Since becoming England manager in September 2016, Gareth Southgate has transformed his side into a thoroughly competitive outfit and has endeared himself to a contingent of football supporters who were formerly disillusioned with their national team.
The 48-year-old is a principled man, and he speaks articulately and manages his side with consummate grace. The arrogance that had previously tainted England for many years has waned, and his emphasis on playing expansive, progressive football and his focus on youth integration are commendable features of his management.
During the previous week, his decision to introduce Chelsea’s Callum Hudson-Odoi to the English set-up for the first time furthered his appeal among the Blues faithful. On his debut, the 18-year-old played a pivotal role in scoring England’s fifth goal against the Czech Republic, and during his inaugural international start against Montenegro, he registered an assist, turning provider for Ross Barkley.
A host of current and former Chelsea players have earned their first taste of international football under Southgate’s stewardship, with Hudson-Odoi emulating the achievements of Ruben Loftus-Cheek, Tammy Abraham, Dominic Solanke and Nathaniel Chalobah, in that regard.

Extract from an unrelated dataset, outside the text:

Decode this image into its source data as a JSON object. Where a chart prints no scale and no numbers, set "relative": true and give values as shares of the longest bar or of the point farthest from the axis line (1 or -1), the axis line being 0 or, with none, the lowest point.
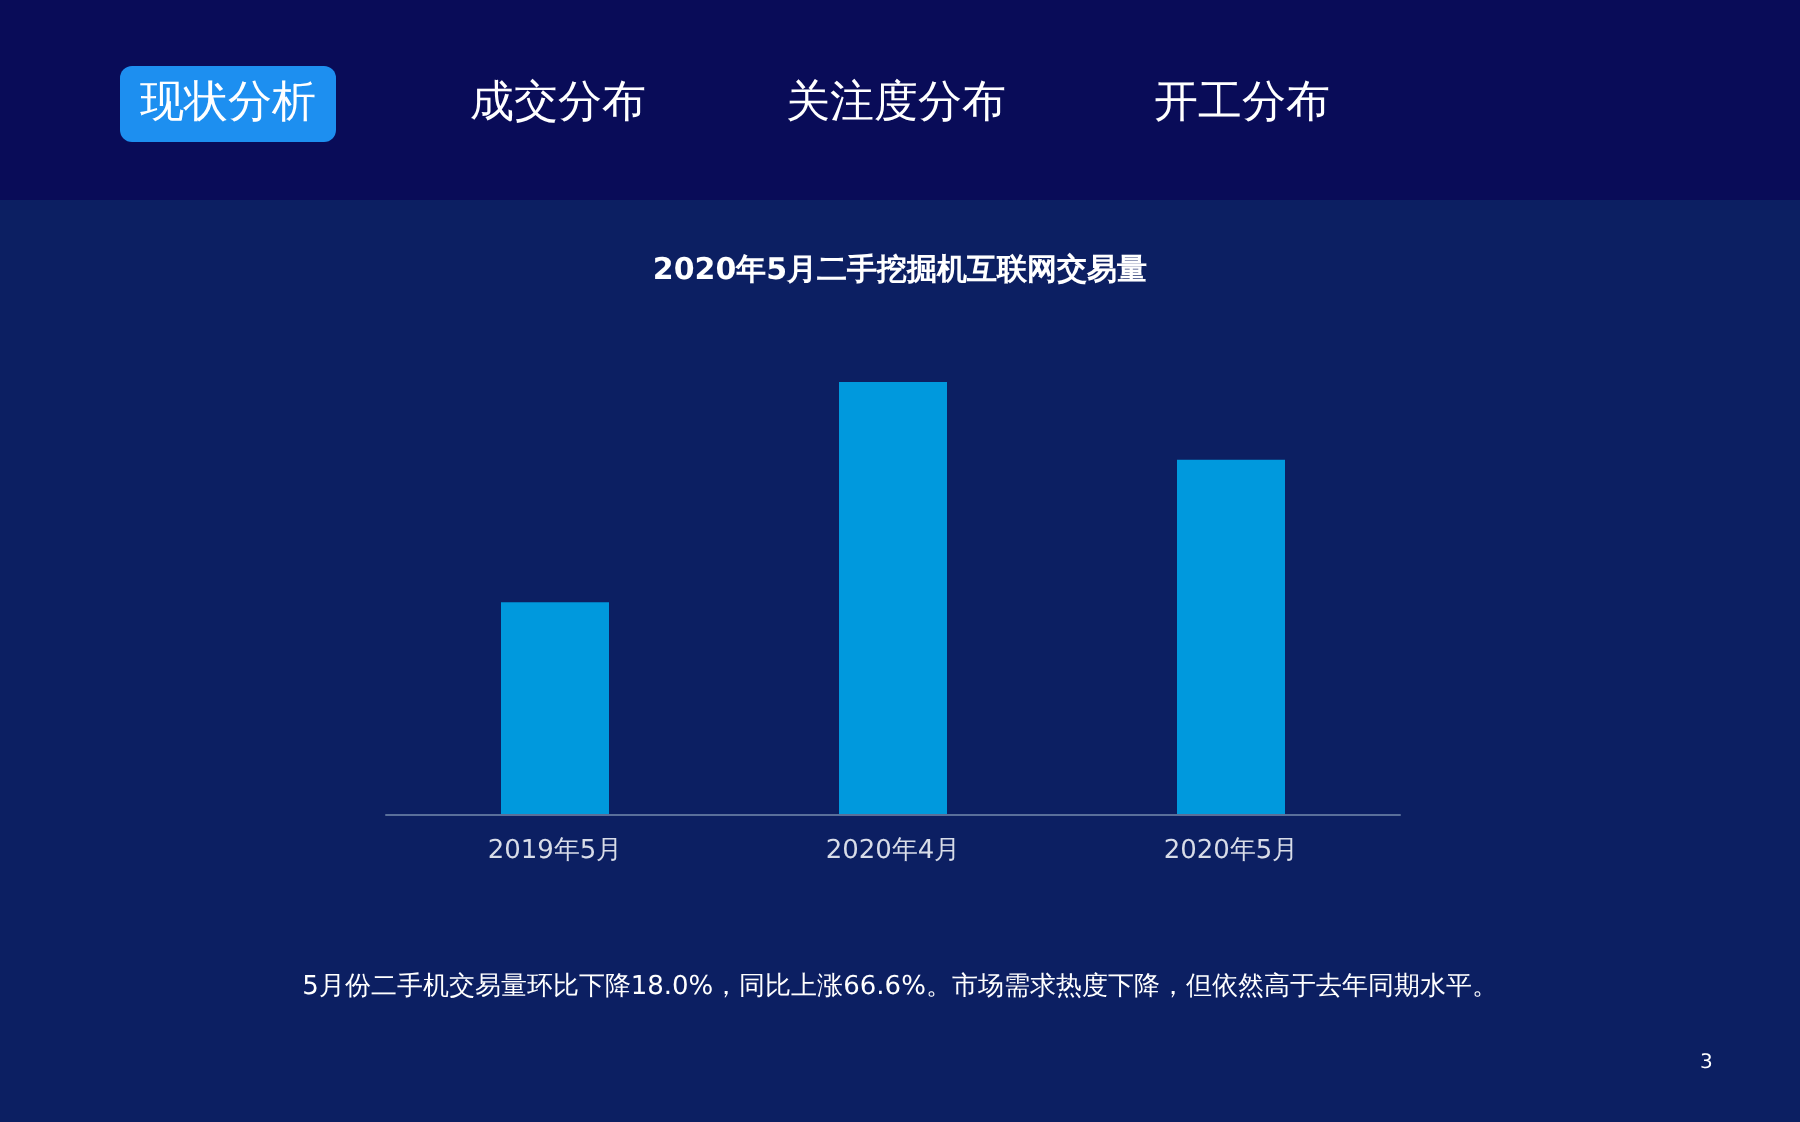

Most impressively, and the source of burgeoning frustration among supporters of Chelsea, Hudson-Odoi’s first international start happened before the winger started a league game for the FA Cup holders – he has since made his bow against Brighton & Hove Albion.
While recognising the need for caution in entrusting young players, Hudson-Odoi’s performances and the voracious adulation from international teammates and Gareth Southgate himself is a timely indication of the talent and potential that he demonstrates.
The teenager has been restricted to six substitute appearances and one start, amounting to a measly 209 minutes of football, failing to register a single goal contribution. Nonetheless, where the Englishman has received significant first-team involvement for Chelsea, he has thrived. In two FA Cup appearances, he has contributed towards three goals (one scored, two assists), while contributing towards six goals (four scored, two assists) in eight Europa League matches, thereby evidencing the importance of continuous involvement.
Without question, the 18-year-old is a menacing talent, capable of operating on either flank, and his unique dribbling style is immediately recognisable. At his age, he has yet to be suffocated by regressive systems, which enables him to display his raw, untamed talent. His pace and trickery are fundamental strengths, ones that are proving difficult for his opponents to negate.
Now, despite being the subject of intense and persistent Bayern Munich interest; despite being mostly influential whenever he has appeared for Chelsea this season; and despite translating his club form onto the international stage, earning acclaim from Southgate and senior England players alike, he is still overlooked by Maurizio Sarri.
The Italian’s reluctance to significantly alter his favoured Premier League eleven has been uniformly documented by press and fans, but the inconsistency and indecision that Sarri has shown in his employment of Hudson-Odoi have been somewhat infuriating for Chelsea supporters. At the start of January, the 60-year-old stated that Hudson-Odoi was of comparative quality and importance to Willian and Pedro, “Of course, some times he will be on the bench but the same as Willian and Pedro. I can start to consider him on the same level.”
Despite a marginal increase in the teenager’s resulting involvement, he has only made three starts in domestic competitions since the new year. Even half of his European appearances have been made as a substitute this season, further attesting Sarri’s unwillingness to entrust in his talent.
As Jadon Sancho, Reiss Nelson, Matthew Smith and many others can attest, young players need regularity and support.
Regular involvement breeds confidence, which in turn, facilitates development. It’s particularly difficult to recall a player to emerge from Chelsea’s academy to demonstrate such self-confidence and excitement. With the impending transfer ban, the Blues should consider Hudson-Odoi as a player of utmost significance, especially due to rumoured interest from European clubs. A player to mould the team around, a prospective heir to Eden Hazard; not a pondered afterthought.
Unfortunately, from Chelsea’s perspective at least, Sarri is far too stubborn and narrow-minded for his own good. His treatment of Gary Cahill, Victor Moses and Danny Drinkwater to name but a few have shown his capacity to alienate players. Also, limiting Ethan Ampadu to a mere five appearances this season is demonstrative of his distrust in young talents.
In most circumstances, the happenings of the previous week should serve as an ideal foundation for Hudson-Odoi to expedite his development and demonstrate his significance to his club. However, given Sarri’s pronounced stubbornness, it’s improbable that Hudson-Odoi’s international displays and his recent outing against Brighton will markedly alter his fortunes at Chelsea.
Unless, of course, Sarri finally comes to his senses.